The report forecast that the efforts made by Nigeria to enhance agricultural productivity will translate as solid supply and demand growth for almost the entire range of commodities covered throughout the forecast period.
“Only beef consumption is predicted negative growth between 2009 and 2013, while the majority of goods are forecast to show double-digit year-on-year expansion, the report said.
“The growth of PPPs in agriculture may enable a greater spread of investment over the longer term, as well as helping to better align private entrepreneurism with state developmental objectives.

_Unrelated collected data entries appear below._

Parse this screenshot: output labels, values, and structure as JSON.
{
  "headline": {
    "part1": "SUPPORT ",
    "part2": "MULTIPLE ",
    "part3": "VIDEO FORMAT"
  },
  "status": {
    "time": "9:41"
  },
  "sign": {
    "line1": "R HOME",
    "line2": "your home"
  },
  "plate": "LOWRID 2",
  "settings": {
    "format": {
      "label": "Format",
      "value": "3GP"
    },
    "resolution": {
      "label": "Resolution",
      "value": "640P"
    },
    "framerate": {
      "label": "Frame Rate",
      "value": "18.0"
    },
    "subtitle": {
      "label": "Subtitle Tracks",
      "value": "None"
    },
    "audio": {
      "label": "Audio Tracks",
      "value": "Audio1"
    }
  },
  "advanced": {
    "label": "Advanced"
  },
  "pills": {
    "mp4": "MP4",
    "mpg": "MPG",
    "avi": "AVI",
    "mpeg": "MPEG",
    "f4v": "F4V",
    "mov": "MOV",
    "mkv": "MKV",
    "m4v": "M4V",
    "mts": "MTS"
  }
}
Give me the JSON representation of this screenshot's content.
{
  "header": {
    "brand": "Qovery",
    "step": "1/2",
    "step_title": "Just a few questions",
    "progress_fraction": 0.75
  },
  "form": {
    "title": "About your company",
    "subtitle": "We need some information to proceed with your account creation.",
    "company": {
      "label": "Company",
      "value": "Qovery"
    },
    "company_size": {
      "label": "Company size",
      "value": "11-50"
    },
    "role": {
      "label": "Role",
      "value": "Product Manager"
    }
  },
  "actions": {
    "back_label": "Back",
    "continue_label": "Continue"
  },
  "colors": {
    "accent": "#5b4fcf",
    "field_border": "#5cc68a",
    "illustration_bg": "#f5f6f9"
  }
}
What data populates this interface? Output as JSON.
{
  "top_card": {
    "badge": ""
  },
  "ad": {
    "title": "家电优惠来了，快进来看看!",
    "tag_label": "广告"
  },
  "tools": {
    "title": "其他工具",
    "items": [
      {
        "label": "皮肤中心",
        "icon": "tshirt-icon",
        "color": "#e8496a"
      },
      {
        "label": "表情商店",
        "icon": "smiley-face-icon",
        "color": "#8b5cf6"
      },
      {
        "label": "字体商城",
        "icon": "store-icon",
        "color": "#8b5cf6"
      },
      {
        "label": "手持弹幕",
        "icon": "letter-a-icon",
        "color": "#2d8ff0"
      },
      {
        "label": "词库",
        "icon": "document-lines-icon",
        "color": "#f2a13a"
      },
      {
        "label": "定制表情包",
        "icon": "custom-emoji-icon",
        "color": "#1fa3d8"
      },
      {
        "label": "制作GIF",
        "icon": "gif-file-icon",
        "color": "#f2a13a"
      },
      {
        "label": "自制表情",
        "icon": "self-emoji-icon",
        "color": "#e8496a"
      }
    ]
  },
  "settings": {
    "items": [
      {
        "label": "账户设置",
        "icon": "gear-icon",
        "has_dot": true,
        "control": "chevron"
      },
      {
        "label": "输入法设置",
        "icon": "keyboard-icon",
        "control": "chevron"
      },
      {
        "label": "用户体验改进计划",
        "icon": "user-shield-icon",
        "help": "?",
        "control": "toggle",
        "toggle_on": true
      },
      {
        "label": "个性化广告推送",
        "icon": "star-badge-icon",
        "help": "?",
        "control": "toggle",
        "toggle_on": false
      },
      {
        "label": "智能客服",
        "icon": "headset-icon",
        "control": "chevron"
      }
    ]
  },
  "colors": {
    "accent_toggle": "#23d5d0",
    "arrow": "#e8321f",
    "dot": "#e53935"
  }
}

“However, a serious caveat to future investment presents itself in the form of Nigeria´s recent financial market difficulties. As an economy highly dependent on fossil fuel exports, Nigeria is particularly vulnerable to external shocks, such as the oil price slumps which began in the latter half of 2008. “Moreover, a depreciating currency juxtaposed with lower levels of capitalisation - as investors pull their money out of the local economy - may serve to reduce the bullishness of the report's outlook.”
Prior to the rise of the domestic oil industry as the country´s most important sector, Nigerian agriculture was able to keep the country self sufficient in many important food and cash crops. However, as oil revenues have poured in, the farming sector has been neglected, resulting on the need for net food imports.
Fuel prices have taken a battering since record highs recorded in 2008 as the world economy continues its downward trajectory, thus Nigeria´s ability to fund imports has waned; a dynamic that has been exacerbated by domestic financial market woes and production cutbacks in major exporting countries, such as Brazil, on which Nigeria are reliant for staple consumption. This has resulted in the Yar A´dua administration focusing on efforts to breathe life back into the local industry so that the nation can again rely on its own community to cater to its staple needs.